Étant donné que la plupart des immeubles nécessitent une certaine modernisation, les niveaux actuels d’activité sont insuffisants. La Global Alliance for Buildings and Construction (GlobalABC) évalue comment l’industrie immobilière réagit : son Buildings Climate Tracker ou indexe de décarbonisation montre que depuis 2017, la progression mondiale vers l’objectif net zéro a été négative3.

L’EMPREINTE CARBONE DES IMMEUBLES A EMPIRÉ DEPUIS 2017

Qu’implique la modernisation de notre inventaire d’immeubles ? Pourquoi la progression est-elle si lente ? Qu’est-ce qui manque pour pousser l’industrie immobilière à l’action ?

Par où on commence?

Pour évaluer ce qu’il faut faire dans un immeuble, il faut habituellement surveiller et comparer l’utilisation énergétique actuelle, identifier les occasions d’améliorer et, ensuite, mettre en œuvre les améliorations requises. Chaque projet varie selon certains facteurs tels la durée, les échéances des objectifs de réduction d’émissions et la disponibilité des capitaux ou du financement, mais l’activité se répartit en trois catégories.

01.

Des actions peu dispendieuses mais à effet important pour réduire la demande en énergie

Se concentrer d’abord sur les changements et l’optimisation opérationnels, à commencer par la cueillette de données vérifiées sur comment et quand l’espace est utilisé, les modèles d’occupation et les heures du jour où l’énergie est utilisée afin d’optimiser l’efficacité. L’installation de compteurs et senseurs automatiques aide à identifier quels systèmes ou parties de l’immeuble font augmenter la consommation énergétique, et permet d’évaluer la comparaison de performance. Tout cela permet de répartir les coûts actuels et futurs et crée les bases pour la comptabilité carbone dans les différents aspects de l’immeuble et entre les différents occupants dans un immeuble à locataires multiples.

02.

Introduire des améliorations physiques de l’efficacité énergétique à faible coût et effet considérable

Les propriétaires et occupants devraient profiter des victoires faciles avant de s’attaquer aux travaux à grande échelle et plus lourds. L’amélioration de l’utilisation de l’équipement et des systèmes de gestion et la remise en service des systèmes de monitoring et d’évaluation peuvent prolonger la vie des immeubles et rapprocher leur performance de celle prévue au départ. La mise à niveau de l’éclairage en changeant pour DEL est banale, mais est vite rentabilisée et permet ensuite des économies non négligeables.

03.

Les changements structuraux plus dispendieux

Le chauffage et la climatisation demandent beaucoup d’énergie. Il faut donc envisager certaines mises à niveau pour améliorer la composition de l’immeuble, l’efficacité thermale et les sources d’énergie. Cela inclut les façades, l’isolation des murs et des toits et le vitrage. Le remplacement du chauffage aux combustibles fossiles par des thermopompes et, si possible, la création d’énergie par des panneaux solaires, entre autres, est primordial pour atteindre le net zéro.

Obstacles à l’entrée

Ce n’est pas tout d’identifier ce qui est nécessaire. Il faut aussi élaborer un plan pratique pour passer à l’action. La modernisation des immeubles existants progresse lentement puisqu’il y a des obstacles importants à surmonter, qui se situent dans deux catégories : pratique et financière.

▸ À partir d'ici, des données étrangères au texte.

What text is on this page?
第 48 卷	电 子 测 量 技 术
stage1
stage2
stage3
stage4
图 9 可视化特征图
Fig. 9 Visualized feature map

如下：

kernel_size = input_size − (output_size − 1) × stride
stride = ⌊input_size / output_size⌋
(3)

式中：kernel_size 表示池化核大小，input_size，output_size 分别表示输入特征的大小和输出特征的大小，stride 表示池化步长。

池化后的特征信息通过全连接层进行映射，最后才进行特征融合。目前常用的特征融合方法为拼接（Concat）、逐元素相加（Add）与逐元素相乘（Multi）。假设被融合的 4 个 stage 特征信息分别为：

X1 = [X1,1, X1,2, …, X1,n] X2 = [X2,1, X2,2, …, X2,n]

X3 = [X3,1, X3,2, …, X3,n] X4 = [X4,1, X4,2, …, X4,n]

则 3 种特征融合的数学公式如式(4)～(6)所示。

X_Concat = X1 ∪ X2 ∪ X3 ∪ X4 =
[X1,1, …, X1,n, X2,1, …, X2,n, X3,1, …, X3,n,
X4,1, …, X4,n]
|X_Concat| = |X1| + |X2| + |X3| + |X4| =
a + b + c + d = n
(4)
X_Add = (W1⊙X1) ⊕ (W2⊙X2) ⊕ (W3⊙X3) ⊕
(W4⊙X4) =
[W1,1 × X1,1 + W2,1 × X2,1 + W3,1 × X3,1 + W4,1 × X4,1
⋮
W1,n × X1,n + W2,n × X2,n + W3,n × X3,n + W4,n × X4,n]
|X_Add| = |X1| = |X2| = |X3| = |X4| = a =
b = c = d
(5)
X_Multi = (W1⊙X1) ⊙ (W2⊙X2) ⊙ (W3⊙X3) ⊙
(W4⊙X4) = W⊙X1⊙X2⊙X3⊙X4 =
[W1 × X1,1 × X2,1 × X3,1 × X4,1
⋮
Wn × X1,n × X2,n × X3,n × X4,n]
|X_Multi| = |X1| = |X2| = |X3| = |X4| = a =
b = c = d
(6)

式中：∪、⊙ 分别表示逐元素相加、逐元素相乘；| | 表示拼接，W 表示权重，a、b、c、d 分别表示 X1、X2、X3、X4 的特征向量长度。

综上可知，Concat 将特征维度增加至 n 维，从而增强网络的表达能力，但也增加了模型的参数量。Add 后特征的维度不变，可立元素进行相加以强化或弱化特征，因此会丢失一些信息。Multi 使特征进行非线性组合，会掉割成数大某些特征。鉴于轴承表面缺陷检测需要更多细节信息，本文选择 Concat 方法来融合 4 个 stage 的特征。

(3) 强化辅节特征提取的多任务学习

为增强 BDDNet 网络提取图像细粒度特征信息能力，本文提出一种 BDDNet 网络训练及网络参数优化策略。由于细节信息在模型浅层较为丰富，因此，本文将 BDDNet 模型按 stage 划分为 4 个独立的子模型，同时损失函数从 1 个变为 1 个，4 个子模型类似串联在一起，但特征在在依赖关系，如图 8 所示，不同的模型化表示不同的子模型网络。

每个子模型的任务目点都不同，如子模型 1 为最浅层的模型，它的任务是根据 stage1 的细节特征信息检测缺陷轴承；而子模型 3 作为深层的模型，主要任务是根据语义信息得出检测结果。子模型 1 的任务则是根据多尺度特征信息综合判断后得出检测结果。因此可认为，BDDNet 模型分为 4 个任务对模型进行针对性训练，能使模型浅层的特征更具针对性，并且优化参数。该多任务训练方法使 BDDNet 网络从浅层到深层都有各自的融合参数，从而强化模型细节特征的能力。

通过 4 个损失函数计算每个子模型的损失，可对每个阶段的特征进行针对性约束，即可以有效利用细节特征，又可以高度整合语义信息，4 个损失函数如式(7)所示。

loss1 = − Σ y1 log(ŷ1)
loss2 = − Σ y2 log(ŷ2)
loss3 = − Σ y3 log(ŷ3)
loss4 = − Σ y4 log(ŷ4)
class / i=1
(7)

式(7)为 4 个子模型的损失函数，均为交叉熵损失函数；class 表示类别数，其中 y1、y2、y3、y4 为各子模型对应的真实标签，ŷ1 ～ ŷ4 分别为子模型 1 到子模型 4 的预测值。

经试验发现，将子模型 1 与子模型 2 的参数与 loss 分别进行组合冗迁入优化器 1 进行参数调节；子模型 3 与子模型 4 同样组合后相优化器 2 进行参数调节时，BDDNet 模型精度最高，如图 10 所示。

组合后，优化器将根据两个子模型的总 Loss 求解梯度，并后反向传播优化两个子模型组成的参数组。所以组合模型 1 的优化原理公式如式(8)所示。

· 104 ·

D’un point de vue pratique, la plupart des immeubles n’ont pas été conçus en prévision d’une modernisation. Une fois que les victoires faciles sont remportées, les améliorations nécessaires qu’il reste à faire peuvent être envahissantes et difficiles à effectuer dans un local occupé. Les structures de baux peuvent limiter les droits des propriétaires d’immeubles pour faire des mises à niveau, alors que les occupants seront réfractaires à éponger les coûts et dérangements causés par des travaux majeurs, à moins que ces derniers créent un avantage direct et réalisable pendant la durée de leur bail.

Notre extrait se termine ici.